Another woman who was an artist who wanted to understand the culture more for her work.

I talked to local fishermen who spend more time on the water in their small wooden boats than on land, earning their living with a net and their hands. This skill has been passed down generation to generation. Life is hard but simple for them.

I talked to local tribes who carry on ancient traditions such as crop rotation, living in thatched huts made from bamboo, and their spiritual practices.

(I do not speak Thai or the languages of the local tribes, but I had a translator or in some instances we were able to do enough gesturing and broken English.)

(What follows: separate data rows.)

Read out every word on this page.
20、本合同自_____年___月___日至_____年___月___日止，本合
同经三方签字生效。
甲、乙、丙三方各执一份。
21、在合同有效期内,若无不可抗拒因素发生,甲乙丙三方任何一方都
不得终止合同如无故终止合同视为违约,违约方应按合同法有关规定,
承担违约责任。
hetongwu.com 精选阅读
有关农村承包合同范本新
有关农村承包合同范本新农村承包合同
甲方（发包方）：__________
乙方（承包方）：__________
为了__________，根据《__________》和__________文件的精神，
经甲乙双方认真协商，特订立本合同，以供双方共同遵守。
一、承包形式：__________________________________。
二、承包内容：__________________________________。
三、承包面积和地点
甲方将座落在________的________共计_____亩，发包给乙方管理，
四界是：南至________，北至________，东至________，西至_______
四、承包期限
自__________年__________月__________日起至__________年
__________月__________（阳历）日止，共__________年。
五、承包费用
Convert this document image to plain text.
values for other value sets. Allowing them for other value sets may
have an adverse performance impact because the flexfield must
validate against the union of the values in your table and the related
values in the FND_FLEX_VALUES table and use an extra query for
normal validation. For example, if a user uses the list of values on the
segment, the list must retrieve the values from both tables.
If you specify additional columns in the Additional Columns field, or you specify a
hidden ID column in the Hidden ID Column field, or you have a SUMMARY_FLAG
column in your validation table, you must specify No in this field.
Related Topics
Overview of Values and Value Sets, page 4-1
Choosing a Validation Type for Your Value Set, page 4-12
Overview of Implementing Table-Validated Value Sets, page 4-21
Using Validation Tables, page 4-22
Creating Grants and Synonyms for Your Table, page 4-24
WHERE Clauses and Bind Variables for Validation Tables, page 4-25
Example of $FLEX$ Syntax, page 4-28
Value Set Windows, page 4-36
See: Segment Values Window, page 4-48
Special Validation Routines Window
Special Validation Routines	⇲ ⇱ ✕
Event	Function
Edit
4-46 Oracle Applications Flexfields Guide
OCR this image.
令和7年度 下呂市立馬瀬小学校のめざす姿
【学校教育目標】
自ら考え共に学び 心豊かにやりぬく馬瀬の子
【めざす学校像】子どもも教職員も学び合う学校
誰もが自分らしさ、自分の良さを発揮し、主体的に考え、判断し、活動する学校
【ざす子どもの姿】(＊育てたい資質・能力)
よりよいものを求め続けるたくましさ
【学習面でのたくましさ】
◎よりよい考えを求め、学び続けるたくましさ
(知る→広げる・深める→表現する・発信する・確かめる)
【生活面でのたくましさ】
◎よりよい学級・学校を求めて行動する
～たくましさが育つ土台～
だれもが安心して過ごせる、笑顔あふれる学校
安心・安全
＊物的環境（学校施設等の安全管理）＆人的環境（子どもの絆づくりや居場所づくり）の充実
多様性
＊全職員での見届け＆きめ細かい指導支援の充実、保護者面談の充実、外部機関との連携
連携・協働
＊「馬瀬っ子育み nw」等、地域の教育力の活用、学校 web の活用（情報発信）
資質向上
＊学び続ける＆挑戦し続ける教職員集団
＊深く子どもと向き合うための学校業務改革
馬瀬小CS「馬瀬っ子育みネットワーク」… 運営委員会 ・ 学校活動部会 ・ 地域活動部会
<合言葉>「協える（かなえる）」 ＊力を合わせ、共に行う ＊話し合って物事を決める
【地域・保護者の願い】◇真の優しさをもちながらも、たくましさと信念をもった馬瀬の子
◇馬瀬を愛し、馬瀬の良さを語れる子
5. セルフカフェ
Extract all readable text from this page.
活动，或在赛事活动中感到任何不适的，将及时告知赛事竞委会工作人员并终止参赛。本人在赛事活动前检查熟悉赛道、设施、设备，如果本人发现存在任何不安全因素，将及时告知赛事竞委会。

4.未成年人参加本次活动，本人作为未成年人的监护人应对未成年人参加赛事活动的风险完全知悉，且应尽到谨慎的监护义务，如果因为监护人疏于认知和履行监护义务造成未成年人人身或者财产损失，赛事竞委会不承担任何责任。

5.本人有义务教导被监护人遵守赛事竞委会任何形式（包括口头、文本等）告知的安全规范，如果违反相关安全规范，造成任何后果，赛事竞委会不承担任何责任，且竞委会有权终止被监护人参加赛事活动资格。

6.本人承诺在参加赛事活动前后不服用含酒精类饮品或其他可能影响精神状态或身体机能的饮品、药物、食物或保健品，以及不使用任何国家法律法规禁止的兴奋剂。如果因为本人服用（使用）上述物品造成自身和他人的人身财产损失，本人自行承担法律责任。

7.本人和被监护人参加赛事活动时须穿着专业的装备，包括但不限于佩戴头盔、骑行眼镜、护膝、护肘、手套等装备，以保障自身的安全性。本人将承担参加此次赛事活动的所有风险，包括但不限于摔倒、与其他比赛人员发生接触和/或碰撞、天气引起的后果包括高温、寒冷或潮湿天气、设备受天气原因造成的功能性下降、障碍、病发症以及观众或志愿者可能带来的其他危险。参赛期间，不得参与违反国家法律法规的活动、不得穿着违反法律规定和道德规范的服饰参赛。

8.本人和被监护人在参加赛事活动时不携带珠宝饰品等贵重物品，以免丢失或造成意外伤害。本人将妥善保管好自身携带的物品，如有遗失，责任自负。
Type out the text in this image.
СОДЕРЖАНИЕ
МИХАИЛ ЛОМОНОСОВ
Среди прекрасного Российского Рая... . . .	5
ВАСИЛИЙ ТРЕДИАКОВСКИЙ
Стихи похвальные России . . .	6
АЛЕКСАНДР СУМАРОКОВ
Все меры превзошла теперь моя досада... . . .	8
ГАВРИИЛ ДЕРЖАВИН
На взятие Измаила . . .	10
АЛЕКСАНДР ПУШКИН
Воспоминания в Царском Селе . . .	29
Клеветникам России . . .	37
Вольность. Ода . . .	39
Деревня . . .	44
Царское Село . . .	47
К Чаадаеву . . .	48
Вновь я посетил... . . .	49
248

We all have a story to tell. We all have a reason to travel. We all go off to our Marigold Hotel, hoping to gain something from it. This does not mean all trips are about growth, but anytime we step out of our comfort zone, it tests us.

Traveling stretches our brains in ways that nothing else can do. It broadens our views and gives us perspective, it tests who we are both emotionally and physically.

I learned how to deal with Thailand’s dichotomy of beauty, gentleness, warmth, simple-ness, spirituality and its poverty, civil unrest, sex trade and low cost labor.

And so as part of my growth I embrace change, embrace differences, and know that in challenges there is always an opportunity to create something good.

Each person I met gave me something to think about and to learn about. I even created a few new friendships.

For being sick, not a bad trip at all.